Rostherne Route: Chapel Lane – Booth Bank – A556 – Rostherne Mere – Tatton Dale – Mere Farm – Bucklow Hill Distance: 7 miles Start: The Swan pub The Walk Leave the pub car park, cross the busy A556, and proceed past Bucklow Garage down Chapel Lane.

You soon pass the United Reformed Church and continue until, after passing a small wood, you turn right at a signpost, down a grassy track.

Then keep ahead to the road.

Turn left past a still pond and Rushford Cottage and left again at the next cottage, over a stile hidden by hawthorn.

Then go diagonally right down to the valley floor, where you cross two stiles before turning right to pass a wishing well in the next small field.

An attractive stile takes you to a farm track, which you cross, then bear left to another stile into a field.

Walk alongside a barbed wire fence, picking your way through bramble patches to a further stile, which takes you into a field.

The stone for Rostherne Church came from the quarry here, and its sand was of great value for road building.

Bonny Prince Charlie is also reputed to have been turned back in this pretty valley.

Continue up the hill for a little way, then go left over a stile into a meadow.

Keep along the hillside here, parallel with the stream, until you reach a stile which takes you into Millington Lane.

Turn left to Reddy Lane, named when sandstone grit, from the quarry, fell off the carts and was reddened by rain.

Go right along here, and right again up a track beside Booth Bank Farm.

Continue up a path it until you go through a large gap in the hedge, and turn left along the field’s side to a stile.

Turn right here, and cross two stiles as you pass Hope Cottage.

Then keep ahead over a field, going through a facing gate and then over a stile on your right.

After this, crossing a further field, and walking alongside the hedge of another, will take you back to Millington Lane.

Turn left here to the A556.

Bear left at the footpath which runs alongside a wood and cuts off a bend.

On your return to the road turn left to cross Rostherne Brook, as it gushes rapidly out of a wood and then courses more gently through meadowland to the mere.

At the church’s entrance turn left again to walk up through a lychgate.

St Mary’s church, its tower housing six heavy bells, stands above the national nature reserve and bird sanctuary of Rostherne Mere – the largest natural lake in Cheshire and more than 100 feet deep.

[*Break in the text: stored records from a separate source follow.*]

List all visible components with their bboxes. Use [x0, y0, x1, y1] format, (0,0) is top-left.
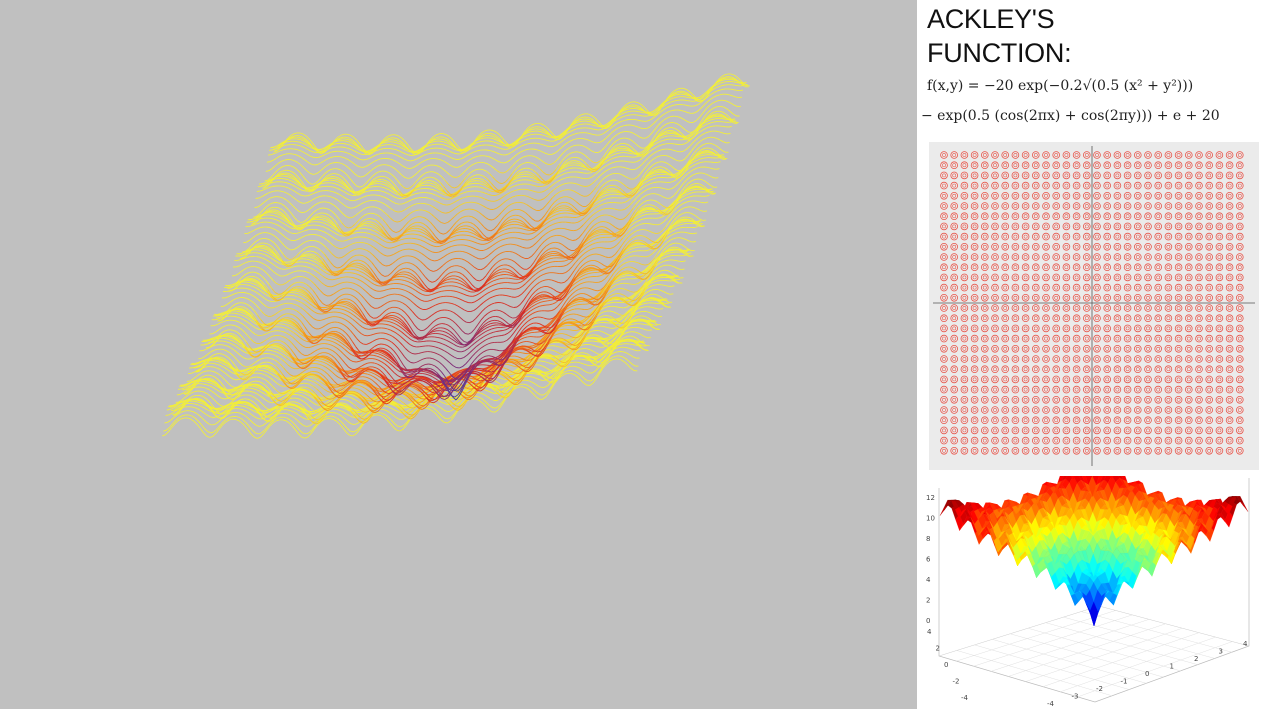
surface-mesh: [939, 452, 1249, 627]
x-tick-label: 3: [1219, 648, 1223, 656]
z-tick-label: 6: [926, 556, 931, 564]
z-tick-label: 12: [926, 494, 935, 502]
z-tick-label: 8: [926, 535, 930, 543]
contour-plot: [929, 142, 1259, 470]
x-tick-label: 1: [1170, 663, 1174, 671]
formula-line-2: − exp(0.5 (cos(2πx) + cos(2πy))) + e + 2…: [921, 108, 1220, 124]
surface-plot-box: [938, 478, 1250, 703]
x-tick-label: 2: [1194, 655, 1198, 663]
x-tick-label: 0: [1145, 670, 1149, 678]
z-tick-label: 4: [926, 576, 931, 584]
contour-plot-canvas: [933, 146, 1255, 466]
z-tick-label: 2: [926, 597, 930, 605]
wireframe-surface: [162, 73, 750, 439]
y-tick-label: 0: [944, 661, 948, 669]
title-line-2: FUNCTION:: [927, 38, 1072, 68]
y-tick-label: 2: [936, 645, 940, 653]
wireframe-lines: [162, 73, 750, 439]
x-tick-label: -3: [1072, 693, 1079, 701]
surface-plot: 12 10 8 6 4 2 0 4 2 0 -2 -4 -4 -3 -2 -1 0 1 2 3 4: [919, 452, 1261, 708]
contour-rings: [940, 151, 1244, 455]
ackley-wireframe-plot: [0, 0, 917, 709]
x-tick-label: -4: [1047, 700, 1055, 708]
x-tick-label: 4: [1243, 640, 1248, 648]
formula-line-1: f(x,y) = −20 exp(−0.2√(0.5 (x² + y²))): [927, 78, 1194, 94]
x-tick-label: -2: [1096, 685, 1103, 693]
side-panel: ACKLEY'S FUNCTION: f(x,y) = −20 exp(−0.2…: [917, 0, 1263, 709]
y-tick-label: 4: [927, 628, 932, 636]
x-tick-label: -1: [1121, 678, 1128, 686]
z-tick-label: 0: [926, 617, 930, 625]
y-tick-label: -4: [961, 694, 969, 702]
y-tick-label: -2: [953, 678, 960, 686]
z-tick-label: 10: [926, 515, 935, 523]
title-line-1: ACKLEY'S: [927, 4, 1055, 34]
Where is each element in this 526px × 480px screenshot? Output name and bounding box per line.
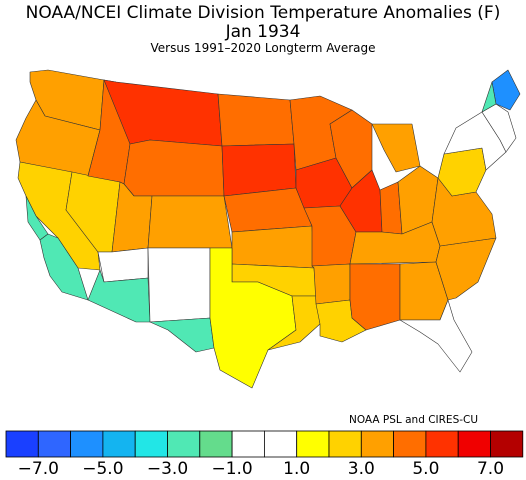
region-south-dakota <box>221 143 297 197</box>
legend-swatch <box>263 430 298 458</box>
region-kansas <box>231 225 315 269</box>
region-colorado <box>147 195 233 249</box>
region-florida <box>399 299 473 373</box>
legend-swatch <box>70 430 104 458</box>
legend-swatch <box>5 430 39 458</box>
legend-swatch <box>360 430 394 458</box>
map-caption: Versus 1991–2020 Longterm Average <box>150 41 376 55</box>
legend-swatch <box>231 430 265 458</box>
legend-swatch <box>199 430 233 458</box>
map-title: NOAA/NCEI Climate Division Temperature A… <box>25 3 501 23</box>
legend-tick-label: −1.0 <box>211 459 253 479</box>
credit-text: NOAA PSL and CIRES-CU <box>349 414 479 426</box>
legend-swatch <box>457 430 491 458</box>
region-new-mexico <box>147 247 211 323</box>
legend-tick-label: 5.0 <box>412 459 440 479</box>
legend-swatch <box>134 430 168 458</box>
legend-swatch <box>490 430 524 458</box>
legend-swatch <box>393 430 427 458</box>
legend-tick-label: 1.0 <box>283 459 311 479</box>
region-arkansas <box>311 263 351 305</box>
region-new-hampshire-vermont <box>481 81 497 113</box>
legend-tick-label: −7.0 <box>17 459 59 479</box>
legend-swatch <box>425 430 459 458</box>
region-wyoming <box>123 139 225 197</box>
us-climate-division-map <box>15 69 521 389</box>
region-michigan <box>371 123 421 173</box>
region-texas-west <box>149 317 215 353</box>
legend-swatch <box>296 430 330 458</box>
map-subtitle: Jan 1934 <box>225 22 301 42</box>
color-legend <box>5 430 524 458</box>
legend-tick-label: −5.0 <box>82 459 124 479</box>
region-north-dakota <box>217 93 295 147</box>
legend-swatch <box>328 430 362 458</box>
legend-tick-label: −3.0 <box>146 459 189 479</box>
legend-tick-label: 7.0 <box>476 459 505 479</box>
legend-tick-label: 3.0 <box>347 459 375 479</box>
legend-swatch <box>37 430 71 458</box>
region-mississippi-alabama <box>349 263 401 331</box>
region-arizona-north <box>97 247 149 283</box>
legend-swatch <box>102 430 136 458</box>
legend-swatch <box>167 430 201 458</box>
region-carolinas <box>435 237 497 301</box>
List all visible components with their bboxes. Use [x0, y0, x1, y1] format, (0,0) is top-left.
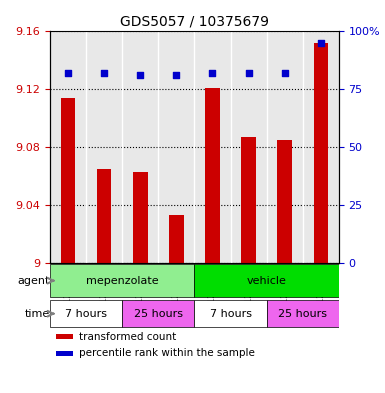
Point [101, 70, 107, 76]
FancyBboxPatch shape [266, 300, 339, 327]
Point [281, 70, 288, 76]
Text: vehicle: vehicle [247, 275, 286, 286]
Text: 7 hours: 7 hours [65, 309, 107, 319]
Text: mepenzolate: mepenzolate [86, 275, 159, 286]
FancyBboxPatch shape [50, 264, 194, 297]
Point [318, 40, 324, 46]
Bar [97, 169, 111, 263]
Point [137, 72, 143, 79]
FancyBboxPatch shape [122, 300, 194, 327]
Point [65, 70, 71, 76]
Text: transformed count: transformed count [79, 332, 176, 342]
Bar [205, 88, 220, 263]
FancyBboxPatch shape [50, 300, 122, 327]
Bar [241, 137, 256, 263]
Bar [56, 334, 73, 340]
Title: GDS5057 / 10375679: GDS5057 / 10375679 [120, 15, 269, 29]
Point [173, 72, 179, 79]
Bar [313, 43, 328, 263]
Text: 25 hours: 25 hours [278, 309, 327, 319]
Text: percentile rank within the sample: percentile rank within the sample [79, 348, 255, 358]
FancyBboxPatch shape [194, 300, 266, 327]
Text: time: time [25, 309, 50, 319]
Bar [61, 98, 75, 263]
Bar [133, 171, 147, 263]
Point [209, 70, 216, 76]
Bar [169, 215, 184, 263]
Text: 25 hours: 25 hours [134, 309, 183, 319]
FancyBboxPatch shape [194, 264, 339, 297]
Text: agent: agent [18, 275, 50, 286]
Point [246, 70, 252, 76]
Text: 7 hours: 7 hours [209, 309, 251, 319]
Bar [278, 140, 292, 263]
Bar [56, 351, 73, 356]
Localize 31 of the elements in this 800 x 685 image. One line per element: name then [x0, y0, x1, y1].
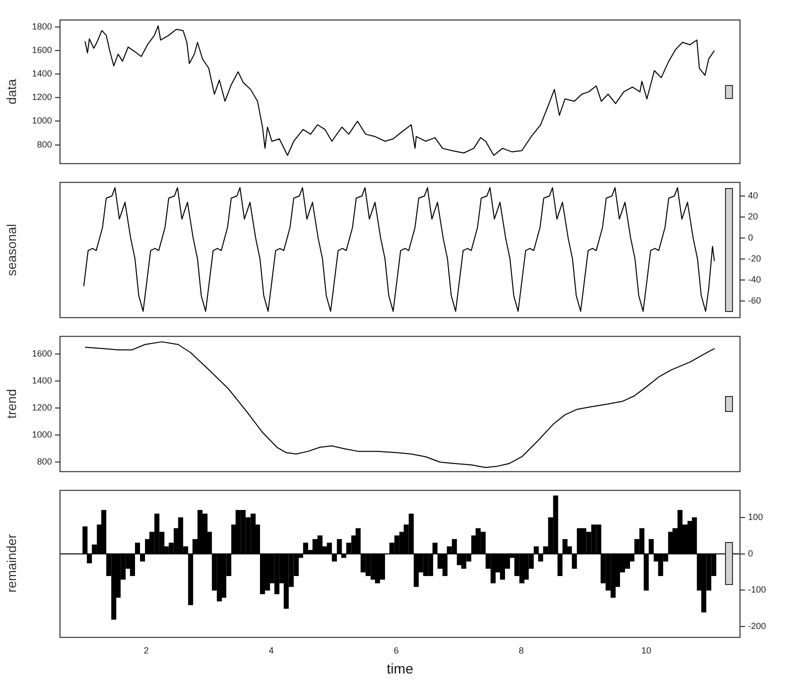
x-axis-title: time	[386, 660, 414, 676]
y-tick-label: -100	[748, 584, 766, 595]
x-tick-label: 4	[268, 645, 274, 656]
y-axis-title: data	[4, 79, 19, 105]
y-axis-title: remainder	[4, 534, 19, 593]
y-tick-label: 40	[748, 190, 758, 201]
y-tick-label: 1400	[32, 68, 52, 79]
y-tick-label: -40	[748, 274, 762, 284]
y-tick-label: 1600	[32, 348, 52, 358]
y-tick-label: 0	[748, 548, 754, 558]
y-tick-label: 0	[748, 232, 754, 242]
y-tick-label: 1200	[32, 92, 52, 102]
x-tick-label: 10	[641, 645, 652, 656]
y-tick-label: 1000	[32, 116, 52, 126]
x-tick-label: 2	[144, 645, 149, 656]
y-tick-label: 800	[36, 139, 52, 150]
y-tick-label: -200	[748, 620, 766, 631]
y-tick-label: 1800	[32, 22, 52, 32]
y-tick-label: 100	[748, 512, 764, 522]
x-tick-label: 6	[394, 645, 399, 656]
y-tick-label: -60	[748, 295, 762, 306]
y-tick-label: -20	[748, 253, 762, 264]
x-tick-label: 8	[518, 645, 524, 656]
y-axis-title: trend	[4, 389, 19, 419]
y-tick-label: 1200	[32, 402, 52, 413]
y-tick-label: 800	[36, 456, 52, 467]
y-tick-label: 1400	[32, 376, 52, 386]
y-axis-title: seasonal	[4, 224, 19, 276]
y-tick-label: 1600	[32, 45, 52, 56]
y-tick-label: 20	[748, 211, 758, 222]
y-tick-label: 1000	[32, 430, 52, 440]
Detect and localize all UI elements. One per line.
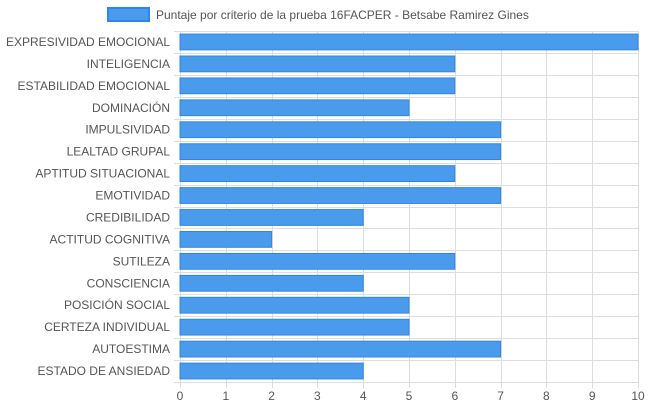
x-tick-label: 2 [268,389,275,403]
category-labels: EXPRESIVIDAD EMOCIONAL INTELIGENCIA ESTABI… [6,35,170,378]
category-label: LEALTAD GRUPAL [67,145,171,159]
category-label: CONSCIENCIA [87,276,170,290]
category-label: SUTILEZA [113,254,170,268]
x-axis-tick-labels: 0 1 2 3 4 5 6 7 8 9 10 [177,389,645,403]
category-label: DOMINACIÓN [92,100,170,115]
bar[interactable] [179,296,410,314]
x-tick-label: 5 [406,389,413,403]
bar[interactable] [179,33,639,51]
category-label: ESTADO DE ANSIEDAD [38,364,171,378]
x-tick-label: 7 [497,389,504,403]
bar[interactable] [179,121,502,139]
category-label: INTELIGENCIA [87,57,170,71]
x-tick-label: 10 [631,389,645,403]
bar[interactable] [179,274,364,292]
bars [179,33,639,380]
category-label: APTITUD SITUACIONAL [35,167,170,181]
x-tick-label: 8 [543,389,550,403]
legend-label: Puntaje por criterio de la prueba 16FACP… [156,8,529,22]
x-tick-label: 4 [360,389,367,403]
x-tick-label: 3 [314,389,321,403]
category-label: IMPULSIVIDAD [85,123,170,137]
category-label: POSICIÓN SOCIAL [64,297,170,312]
bar[interactable] [179,99,410,117]
bar[interactable] [179,209,364,226]
bar[interactable] [179,340,502,358]
bar[interactable] [179,165,456,182]
bar[interactable] [179,187,502,204]
bar[interactable] [179,143,502,161]
category-label: CREDIBILIDAD [86,210,170,224]
category-label: ESTABILIDAD EMOCIONAL [18,79,171,93]
bar[interactable] [179,231,273,248]
x-tick-label: 9 [589,389,596,403]
bar[interactable] [179,318,410,336]
category-label: CERTEZA INDIVIDUAL [44,320,170,334]
bar[interactable] [179,362,364,380]
x-tick-label: 1 [222,389,229,403]
bar[interactable] [179,55,456,73]
category-label: AUTOESTIMA [92,342,170,356]
legend-swatch [107,7,150,22]
category-label: EXPRESIVIDAD EMOCIONAL [6,35,170,49]
category-label: EMOTIVIDAD [95,189,170,203]
chart-legend[interactable]: Puntaje por criterio de la prueba 16FACP… [107,7,529,22]
category-label: ACTITUD COGNITIVA [50,232,170,246]
bar[interactable] [179,252,456,270]
x-tick-label: 6 [451,389,458,403]
x-tick-label: 0 [177,389,184,403]
bar[interactable] [179,77,456,95]
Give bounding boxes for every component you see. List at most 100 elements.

After admiring the view, carry on up through the churchyard (dotted with tombs of the Egerton family of Tatton Park) and out through the top gate.

You experience the village’s rare and unspoilt charm as you continue past the old schoolhouse to the road, which you cross and walk ahead towards Bucklow Hill.

Turn left down a track at the end of the first field.

Keep down the side of the field here, then go through the kissing gate and make for the far corner of the wood over to your left, after which you cross over into the next field and follow a clear path between crops to Home Farm.

Turn right at the road here and walk past, first the farm then an old cottage before you turn right into the field.

Carry straight on towards aptly-named Mere Farm.

Cross over the stream and follow the ‘rabbit track’ over the next field, with Mere Farm on your left.

Then go through the gate onto the farm road, turning right along a pretty, hidden valley, an attractive waterfall cascading from its rocky lip.

The footpath leads off to the left before the depot, and you go over the stile and over the stream.

Then climb out of the valley and cross planks beside the gate into the next field.

Follow orange bands on posts that lead over this field, before negotiating the stile into the next, and dropping down to the mere.

You then finish the walk by turning left along the winding country lane back to The Swan.